= Journey to the Magic Isle =

Journey to the Magic Isle is a 1989 role-playing game supplement for Rolemaster published by Iron Crown Enterprises.

==Contents==
Journey to the Magic Isle is a supplement in which the setting is an island near a treacherous Essence flow.

==Publication history==
Journey to the Magic Isle was written by Timothy Taylor, with a cover by Tony Roberts, and illustrations by Harry Quinn, and was published by Iron Crown Enterprises in 1989 as a 64-page book.

==Reception==
Oliver Johnson reviewed four supplements for RoleMaster set in Shadow World at the same time, in the August 1989 issue (#8) of Games International magazine: Journey to the Magic Isle, Demons of the Burning Night, Quellbourne: Land of the Silver Mist, and Tales of the Loremasters.

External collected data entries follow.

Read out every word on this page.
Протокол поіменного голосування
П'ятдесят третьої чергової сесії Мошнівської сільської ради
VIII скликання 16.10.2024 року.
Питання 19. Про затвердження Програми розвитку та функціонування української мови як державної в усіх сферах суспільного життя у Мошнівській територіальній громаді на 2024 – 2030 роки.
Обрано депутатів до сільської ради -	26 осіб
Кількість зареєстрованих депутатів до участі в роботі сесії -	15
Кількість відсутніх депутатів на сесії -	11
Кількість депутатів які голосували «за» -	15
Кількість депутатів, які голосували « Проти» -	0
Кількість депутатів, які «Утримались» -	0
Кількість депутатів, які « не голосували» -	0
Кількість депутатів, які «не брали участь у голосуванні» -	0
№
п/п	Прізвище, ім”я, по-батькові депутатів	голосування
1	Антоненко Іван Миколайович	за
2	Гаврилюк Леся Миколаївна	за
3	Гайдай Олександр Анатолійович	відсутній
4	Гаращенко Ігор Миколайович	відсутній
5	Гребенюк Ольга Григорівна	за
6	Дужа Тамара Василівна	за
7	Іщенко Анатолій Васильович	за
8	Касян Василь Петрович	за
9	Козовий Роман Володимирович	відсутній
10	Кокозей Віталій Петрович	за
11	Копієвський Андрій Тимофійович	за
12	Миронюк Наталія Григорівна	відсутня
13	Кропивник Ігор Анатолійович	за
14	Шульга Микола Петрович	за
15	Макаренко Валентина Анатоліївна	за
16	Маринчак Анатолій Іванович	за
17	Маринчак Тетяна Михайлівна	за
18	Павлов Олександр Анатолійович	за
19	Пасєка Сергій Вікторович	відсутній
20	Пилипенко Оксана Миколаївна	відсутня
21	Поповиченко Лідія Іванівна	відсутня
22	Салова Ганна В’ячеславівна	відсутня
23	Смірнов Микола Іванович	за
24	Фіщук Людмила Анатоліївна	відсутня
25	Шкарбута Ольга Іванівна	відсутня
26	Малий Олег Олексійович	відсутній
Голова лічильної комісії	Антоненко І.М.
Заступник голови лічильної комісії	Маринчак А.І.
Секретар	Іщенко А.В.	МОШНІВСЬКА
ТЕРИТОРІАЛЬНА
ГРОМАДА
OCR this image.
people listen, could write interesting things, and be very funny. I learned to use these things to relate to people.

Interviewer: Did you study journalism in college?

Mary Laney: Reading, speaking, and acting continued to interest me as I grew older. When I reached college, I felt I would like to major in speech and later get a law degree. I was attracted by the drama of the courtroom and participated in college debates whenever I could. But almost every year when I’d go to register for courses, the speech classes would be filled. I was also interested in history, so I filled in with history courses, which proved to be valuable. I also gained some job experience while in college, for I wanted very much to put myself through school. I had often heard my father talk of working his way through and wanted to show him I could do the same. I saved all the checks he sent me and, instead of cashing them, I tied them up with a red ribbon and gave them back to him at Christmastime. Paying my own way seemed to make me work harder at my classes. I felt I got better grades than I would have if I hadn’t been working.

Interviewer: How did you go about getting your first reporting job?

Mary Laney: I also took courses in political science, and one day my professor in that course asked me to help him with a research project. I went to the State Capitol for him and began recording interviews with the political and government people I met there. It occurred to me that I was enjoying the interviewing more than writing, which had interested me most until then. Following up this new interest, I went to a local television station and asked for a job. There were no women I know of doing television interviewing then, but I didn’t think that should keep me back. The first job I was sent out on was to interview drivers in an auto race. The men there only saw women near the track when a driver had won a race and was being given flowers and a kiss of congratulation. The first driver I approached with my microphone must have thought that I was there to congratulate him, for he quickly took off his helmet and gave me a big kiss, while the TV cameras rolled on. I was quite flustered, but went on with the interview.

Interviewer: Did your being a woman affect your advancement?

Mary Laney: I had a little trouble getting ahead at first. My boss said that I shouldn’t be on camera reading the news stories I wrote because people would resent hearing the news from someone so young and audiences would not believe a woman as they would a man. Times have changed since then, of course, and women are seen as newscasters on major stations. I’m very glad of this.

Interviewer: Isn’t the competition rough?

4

Collectively, he concluded "too much of it is of the ‘seen it and done it all before’ variety" and that "Creatures and settings here are the worst side of amorphic[] all mush[sic] together into an unpalatable stew". To Journey to the Magic Isle specifically he awarded 2 1/2 stars out of 5, stating "Like the American college campus this University resembles, here are plenty of opportunities for the unwitting to get zapped, particularly by a lich lord, the mad professor of the set."